O presidente francês, Emmanuel Macron, afirmou nesta terça-feira (29) que o governo venezuelano de Nicolás Maduro instaurou uma ditadura no país e tenta se perpetuar no poder.

Uma ditadura tenta se perpetuar a um preço humanitário sem precedentes e radicalizações ideológicas preocupantes, afirmou Macron em seu primeiro discurso de política externa diante de diplomatas franceses.

Desejo discutir com os governos da América Latina e da Europa maneiras de evitar novas escaladas, incluindo regionais, acrescentou o jovem presidente centrista, de 39 anos.

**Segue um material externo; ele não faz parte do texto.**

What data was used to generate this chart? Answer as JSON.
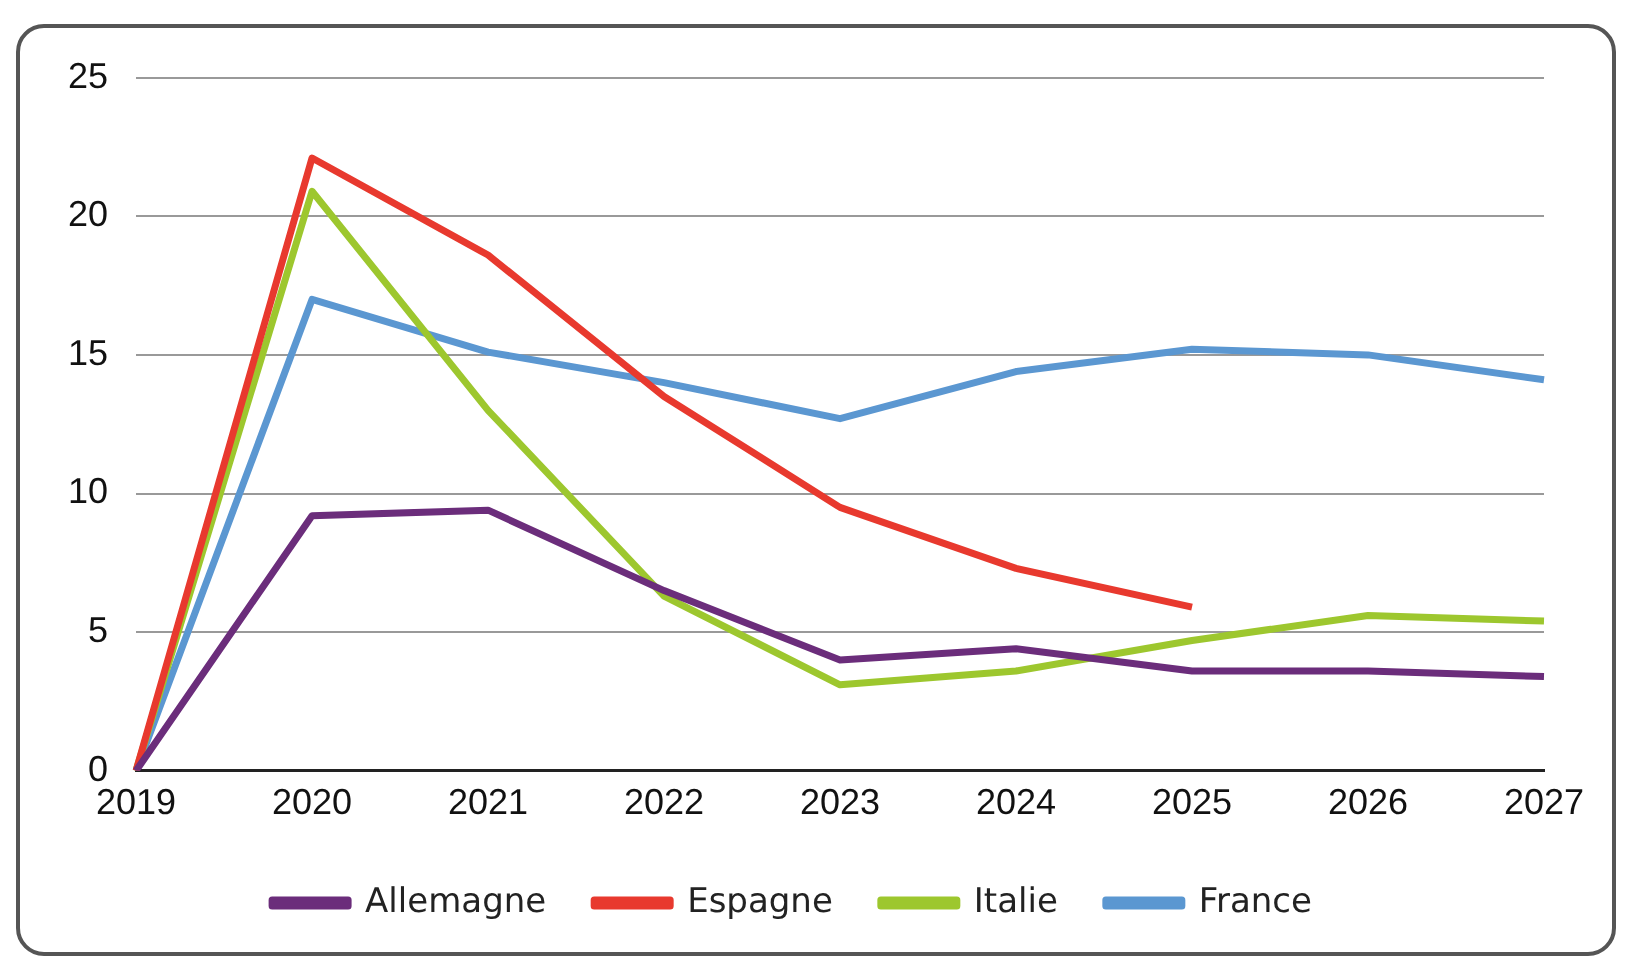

Diante de mais de 150 embaixadores franceses reunidos no Palácio do Eliseu, Macron colocou a luta contra o terrorismo no centro da diplomacia francesa e assegurou que devolverá a uma França independente sua posição no mundo.

A segurança dos franceses é a razão de ser da nossa diplomacia, esta exigência é visceral e devemos responder a ela sem esmorecer, lançou o chefe de Estado.

Estabelecendo três eixos fortes - a segurança, a independência e a influência da França -, Macron ressaltou sua vontade de ver uma França retomando sua posição entre as nações e capaz de se fazer ouvir.

Desde sua chegada ao poder em maio, o presidente se fez notar no cenário internacional com declarações que seduziram, ou irritaram, mas esta foi a primeira vez que desenhou os contornos de sua doutrina externa.

A luta contra o terrorismo islamita é a primeira prioridade de nossa política externa. Sim, eu falo de um terrorismo islamita e assumo perfeitamente o emprego deste adjetivo, declarou.

O Daesh (acrônimo em árabe do grupo Estado Islâmico) é nosso inimigo, ressaltou Macron, acrescentando que o retorno da paz e da estabilidade no Iraque e na Síria é uma prioridade vital para a França.

Macron, que havia chocado a oposição síria em junho ao dizer que não enxergava um sucessor legítimo ao presidente Bashar al-Assad, assegurou que a reconstituição de um Estado de direito na Síria deve ser acompanhada pela justiça aos crimes cometidos, principalmente pelas autoridades.

Sobre outros países onde a França está engajada nessa luta, Macron anunciou a nomeação de um enviado especial para o Sahel e a organização de uma reunião no final de setembro sobre a Líbia, à margem da Assembleia Geral das Nações Unidas.

Sobre o Oriente Médio em geral, o chefe de Estado francês se recusou a escolher entre os dois rivais regionais, a Arábia Saudita sunita e o Irã xiita, e reafirmou o compromisso da França com o acordo nuclear de 2015 com Teerã.

A respeito da Europa, ele assegurou que Paris irá propor reformas após as eleições alemães. O presidente voltou a defender uma refundação do bloco em vários formatos.

Segundo Macron, o Brexit mostra que quando a Europa não passa de um mercado, ela é rejeitada.

Isso nos obriga a sermos mais inovadores: devemos pensar em uma Europa em vários formatos, ir além com aqueles que querem avançar, sem sermos travados pelos Estados que desejam avançar menos rapidamente, ou menos longe, acrescentou.

Sobre a mudança climática, enfim, Macron confirmou a realização de uma conferência internacional na capital francesa em 12 de dezembro e anunciou que trabalhará na ONU por um pacto mundial sobre o meio ambiente, sem dar mais detalhes.